Privatising public healthcare in India, one report at a time

August 19, 2012

Public health experts and activists are attacking a proposal by India’s leading government think tank that recommends handing many of the country’s healthcare responsibilities to the private sector.

The document, written by India’s Planning Commission, proposes eliminating the government as the primary healthcare provider. Instead, it would focus on specific areas such as immunisation and HIV testing. Getting rid of many of its other responsibilities would amount to a shortcut to its goal of universal healthcare. Patients would get private healthcare at a cost that the government would negotiate with the private sector, and service providers could be reimbursed for each medical prescription.

The proposal, which is similar to the managed care system in the United States, caused such a ruckus that some of the major parties who contributed to the plan have distanced themselves from it. Members of the High Level Expert Group set up by Prime Minister Manmohan Singh, say that the commission has distorted their recommendations.

“Planning Commissions’ document calls for a ‘managed healthcare’ approach where the role of the government is reduced from a provider to that of a manager,” said Rakhal Gaitonde, a public health researcher and state coordinator for the government’s National Rural Health Mission in Tamil Nadu.

“Expert group’s report only calls for strengthening and expansion of public health system, and contracting private players to fill the gap in areas where expansion is not possible,” said Rakhal. “The commission in its proposal has distorted the recommendations of the expert group by portraying managed care approach as the best possible solution.”

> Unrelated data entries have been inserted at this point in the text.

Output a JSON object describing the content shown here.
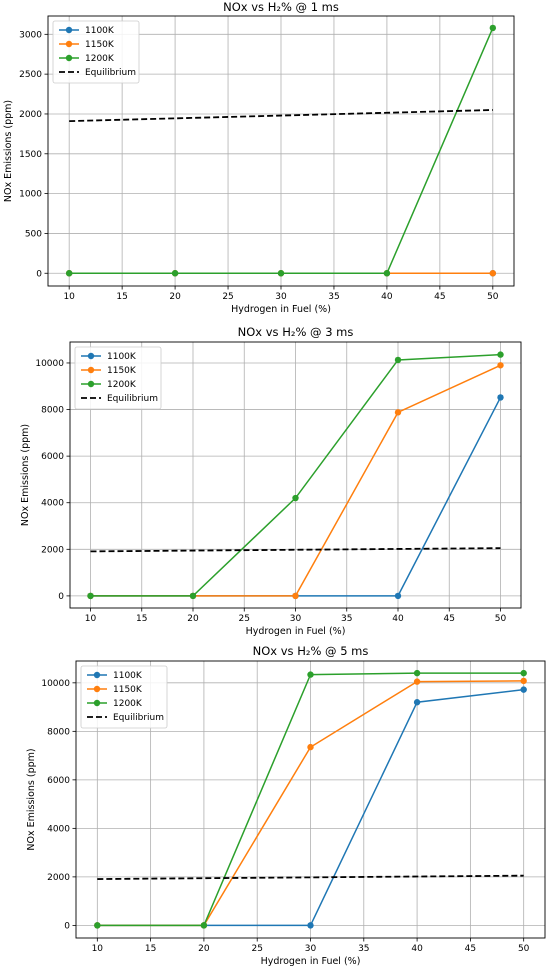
{
  "chart_data": [
    {
      "type": "line",
      "title": "NOx vs H₂% @ 1 ms",
      "xlabel": "Hydrogen in Fuel (%)",
      "ylabel": "NOx Emissions (ppm)",
      "x": [
        10,
        20,
        30,
        40,
        50
      ],
      "xlim": [
        8,
        52
      ],
      "xticks": [
        10,
        15,
        20,
        25,
        30,
        35,
        40,
        45,
        50
      ],
      "ylim": [
        -160,
        3230
      ],
      "yticks": [
        0,
        500,
        1000,
        1500,
        2000,
        2500,
        3000
      ],
      "grid": true,
      "legend_position": "top-left",
      "series": [
        {
          "name": "1100K",
          "values": [
            0,
            0,
            0,
            0,
            0
          ],
          "color": "#1f77b4",
          "marker": "circle"
        },
        {
          "name": "1150K",
          "values": [
            0,
            0,
            0,
            0,
            0
          ],
          "color": "#ff7f0e",
          "marker": "circle"
        },
        {
          "name": "1200K",
          "values": [
            0,
            0,
            0,
            0,
            3080
          ],
          "color": "#2ca02c",
          "marker": "circle"
        },
        {
          "name": "Equilibrium",
          "values": [
            1910,
            1945,
            1980,
            2015,
            2050
          ],
          "color": "#000000",
          "dashed": true
        }
      ]
    },
    {
      "type": "line",
      "title": "NOx vs H₂% @ 3 ms",
      "xlabel": "Hydrogen in Fuel (%)",
      "ylabel": "NOx Emissions (ppm)",
      "x": [
        10,
        20,
        30,
        40,
        50
      ],
      "xlim": [
        8,
        52
      ],
      "xticks": [
        10,
        15,
        20,
        25,
        30,
        35,
        40,
        45,
        50
      ],
      "ylim": [
        -520,
        10900
      ],
      "yticks": [
        0,
        2000,
        4000,
        6000,
        8000,
        10000
      ],
      "grid": true,
      "legend_position": "top-left",
      "series": [
        {
          "name": "1100K",
          "values": [
            0,
            0,
            0,
            0,
            8520
          ],
          "color": "#1f77b4",
          "marker": "circle"
        },
        {
          "name": "1150K",
          "values": [
            0,
            0,
            0,
            7880,
            9900
          ],
          "color": "#ff7f0e",
          "marker": "circle"
        },
        {
          "name": "1200K",
          "values": [
            0,
            0,
            4200,
            10130,
            10360
          ],
          "color": "#2ca02c",
          "marker": "circle"
        },
        {
          "name": "Equilibrium",
          "values": [
            1910,
            1945,
            1980,
            2015,
            2050
          ],
          "color": "#000000",
          "dashed": true
        }
      ]
    },
    {
      "type": "line",
      "title": "NOx vs H₂% @ 5 ms",
      "xlabel": "Hydrogen in Fuel (%)",
      "ylabel": "NOx Emissions (ppm)",
      "x": [
        10,
        20,
        30,
        40,
        50
      ],
      "xlim": [
        8,
        52
      ],
      "xticks": [
        10,
        15,
        20,
        25,
        30,
        35,
        40,
        45,
        50
      ],
      "ylim": [
        -520,
        10900
      ],
      "yticks": [
        0,
        2000,
        4000,
        6000,
        8000,
        10000
      ],
      "grid": true,
      "legend_position": "top-left",
      "series": [
        {
          "name": "1100K",
          "values": [
            0,
            0,
            0,
            9200,
            9720
          ],
          "color": "#1f77b4",
          "marker": "circle"
        },
        {
          "name": "1150K",
          "values": [
            0,
            0,
            7350,
            10050,
            10080
          ],
          "color": "#ff7f0e",
          "marker": "circle"
        },
        {
          "name": "1200K",
          "values": [
            0,
            0,
            10340,
            10400,
            10400
          ],
          "color": "#2ca02c",
          "marker": "circle"
        },
        {
          "name": "Equilibrium",
          "values": [
            1910,
            1945,
            1980,
            2015,
            2050
          ],
          "color": "#000000",
          "dashed": true
        }
      ]
    }
  ]
}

The document also proposes competition between public and private healthcare providers. But with the Indian government spending not more than 0.9 percent of its gross domestic product on healthcare — the least among the emerging market BRIC countries (Brazil, Russia, India and China) – there is not much hope that government facilities will survive the competition.

Public health activists fear that with the collapse of government hospitals, private players might form cartels. But some medical experts say that more private players could improve the quality of healthcare for poor people.

Many of India’s 1.2 billion people depend on government-provided services for all their healthcare needs, particularly hundreds of millions of low-income and poverty-stricken people who primarily live in rural areas. Many of these healthcare centres, however, lack even basic supplies such as syringes and bandages.

“The current public healthcare system which has existed for the last three decades has not been able to achieve much,” said Dr. Ajay Bakshi, CEO of Max Healthcare hospitals. “Many national governments across the world have successfully moved to the managed care approach where the government reduces its role from provider to regulator. I do not see a reason why it won’t work in India.”

Public-private partnerships in healthcare, according to Bakshi, will also enable the poor in getting access to quality healthcare.

Upset over its suggestions not being incorporated, the Health Ministry may submit an alternative contribution to the Planning Commission, and the panel will meet at the end of this month to adopt the final proposal.

According to the Central Bureau of Health Intelligence report of 2010, India’s government hospitals have one bed for every 2,000 people. The Planning Commission’s report also says that Primary Health Centres across the country have a shortage of 6,148 doctors.

Considering these dire needs, the expert committee’s recommendations to strengthen the government’s facilities and contract private players in areas where expansion is not possible seems to be the most pragmatic and balanced approach.